Ihm seien weder Eltern begegnet, die ihre Kinder nicht liebten, noch habe er Kinder getroffen, die ihre Eltern hassten - sie sind überall da, die liebevollen Gefühle füreinander, aber es gelingt häufig nicht, sie auch in entsprechende liebevolle Taten umzusetzen. "Ich liebe meine Frau und wenn ich diese Liebe zu ihr spüre, jetzt zum Beispiel hier in Salzburg, dann wärmt mich dieses Gefühl. Aber was hat meine Frau davon, wenn ich Ihnen hier von meiner Liebe zu ihr erzähle und ihr meine Liebe nicht zeige?"

Eltern empfinden keinen Widerspruch ihrer Gefühle, auswärts liebevoll von ihren Kindern zu erzählen und beim Heimkommen, - genauer gesagt, beim Stolpern über die Schuhe oder die Schultaschen - ihrer Kinder zu schreien: "Du bist so schlampig, aus dir wird nie etwas!" Mit Sprüchen wie diesen drücken Erwachsene aus, dass nicht nur die Handlung des Kindes - zum Beispiel seine Unordnung - falsch ist, sondern das Kind selbst "falsch, unwert" ist. Diese Eltern haben ihre Gefühle "Achtung und Liebe" nicht in entsprechende Taten, den respektvollen, gleichwürdigen Dialog umsetzen können.

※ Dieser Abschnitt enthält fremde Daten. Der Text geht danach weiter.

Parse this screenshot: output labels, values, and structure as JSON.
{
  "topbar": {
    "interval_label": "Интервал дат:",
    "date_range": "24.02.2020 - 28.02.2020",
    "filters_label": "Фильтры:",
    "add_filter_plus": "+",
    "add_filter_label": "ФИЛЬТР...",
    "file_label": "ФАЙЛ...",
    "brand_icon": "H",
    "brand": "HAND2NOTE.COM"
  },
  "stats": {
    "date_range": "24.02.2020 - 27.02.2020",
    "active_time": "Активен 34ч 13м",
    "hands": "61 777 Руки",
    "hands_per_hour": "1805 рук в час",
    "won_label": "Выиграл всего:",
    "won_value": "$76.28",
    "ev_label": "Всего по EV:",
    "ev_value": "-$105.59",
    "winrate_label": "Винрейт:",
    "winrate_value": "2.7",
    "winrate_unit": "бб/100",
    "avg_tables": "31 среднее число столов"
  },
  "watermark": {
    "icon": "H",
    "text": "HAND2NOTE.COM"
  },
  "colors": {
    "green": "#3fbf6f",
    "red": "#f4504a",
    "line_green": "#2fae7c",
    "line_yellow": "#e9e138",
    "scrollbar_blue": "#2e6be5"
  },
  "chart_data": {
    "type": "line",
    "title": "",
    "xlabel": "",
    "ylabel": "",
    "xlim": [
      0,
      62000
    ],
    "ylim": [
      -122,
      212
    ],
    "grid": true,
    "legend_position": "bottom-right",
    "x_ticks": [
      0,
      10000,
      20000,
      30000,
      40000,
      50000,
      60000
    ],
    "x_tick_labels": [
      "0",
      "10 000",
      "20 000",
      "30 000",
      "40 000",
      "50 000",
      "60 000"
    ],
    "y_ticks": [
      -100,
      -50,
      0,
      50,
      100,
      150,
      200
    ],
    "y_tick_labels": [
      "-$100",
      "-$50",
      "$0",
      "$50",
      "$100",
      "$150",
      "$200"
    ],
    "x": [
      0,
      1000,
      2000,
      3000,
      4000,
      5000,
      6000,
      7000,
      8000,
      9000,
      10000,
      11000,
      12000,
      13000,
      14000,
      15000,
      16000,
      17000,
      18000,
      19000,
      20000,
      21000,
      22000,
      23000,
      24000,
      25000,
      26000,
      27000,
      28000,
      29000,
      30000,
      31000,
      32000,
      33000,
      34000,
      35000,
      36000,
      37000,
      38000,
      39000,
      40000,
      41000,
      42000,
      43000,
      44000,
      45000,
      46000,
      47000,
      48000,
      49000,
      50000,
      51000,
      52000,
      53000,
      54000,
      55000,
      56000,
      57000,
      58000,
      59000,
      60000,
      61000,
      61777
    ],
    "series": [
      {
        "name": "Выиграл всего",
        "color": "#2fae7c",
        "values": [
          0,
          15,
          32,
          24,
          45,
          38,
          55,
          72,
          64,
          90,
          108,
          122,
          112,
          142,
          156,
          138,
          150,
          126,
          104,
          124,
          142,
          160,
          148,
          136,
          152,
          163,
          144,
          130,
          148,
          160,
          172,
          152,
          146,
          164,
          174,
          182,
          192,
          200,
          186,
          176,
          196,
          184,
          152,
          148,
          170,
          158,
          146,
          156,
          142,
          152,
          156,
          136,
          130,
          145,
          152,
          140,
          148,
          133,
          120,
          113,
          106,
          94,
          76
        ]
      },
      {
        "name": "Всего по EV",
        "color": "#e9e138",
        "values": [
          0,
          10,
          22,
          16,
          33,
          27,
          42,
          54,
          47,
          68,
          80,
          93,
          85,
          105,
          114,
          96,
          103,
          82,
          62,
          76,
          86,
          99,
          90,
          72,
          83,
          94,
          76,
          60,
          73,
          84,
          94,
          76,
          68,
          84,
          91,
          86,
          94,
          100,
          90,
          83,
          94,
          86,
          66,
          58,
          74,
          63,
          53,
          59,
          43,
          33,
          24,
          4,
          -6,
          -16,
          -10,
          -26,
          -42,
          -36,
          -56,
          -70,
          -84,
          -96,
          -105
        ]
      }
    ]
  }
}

Kinder sind kompetent. Sie sind in der Lage, uns Rückmeldungen zu geben, die es uns ermöglichen können, unsere eigene verlorengegangene Kompetenz wiederzugewinnen, und die uns helfen, unsere unfruchtbaren und nicht liebenswerten Handlungsmuster abzulegen.

Jesper Juul, Familientherapeut aus Dänemark

"Kinder sind kompetent", so lautet die Hauptaussage des Familientherapeuten. Das bedeutet: "Kinder sind in der Lage, uns Rückmeldungen zu geben, die es uns ermöglichen können, unsere eigene verlorengegangene Kompetenz wiederzugewinnen, und die uns helfen, unsere unfruchtbaren und nicht liebenswerten Handlungsmuster abzulegen."

In der "guten, alten Zeit" hatten Vater und Mutter eine Art formale Autorität. "Moderne Eltern müssen eine sehr viel persönlichere Autorität entfalten, wenn ihnen ihre Führungsrolle gelingen und Machtmissbrauch vermieden werden soll.", beschreibt Jesper Juul die "modernen" Machtverhältnisse in Familien. Eltern hätten die Aufgabe, ihre Kinder zu führen, zu leiten und zugleich für möglichst gute Entwicklungsbedingungen zu sorgen.

"Das bedeutet, dass die Eltern, die die Macht traditionsgemäß haben, einen großen Teil abgeben müssen, ohne zugleich die Führung aus den Händen zu geben. Diese Aufgabe ist unglaublich schwierig ... Man kann das nur zusammen mit den Kindern erlernen, während sie allmählich aufwachsen." Konflikte seien nicht das Problem, sie zeigen lediglich, dass ein Lernprozess stattfindet.

Authentische Eltern sind besser als theroretische Eltern. Eltern, die Fehler machen und die Verantwortung für ihre Irrtümer auf sich nehmen, sind besser als solche, die perfekt zu sein versuchen.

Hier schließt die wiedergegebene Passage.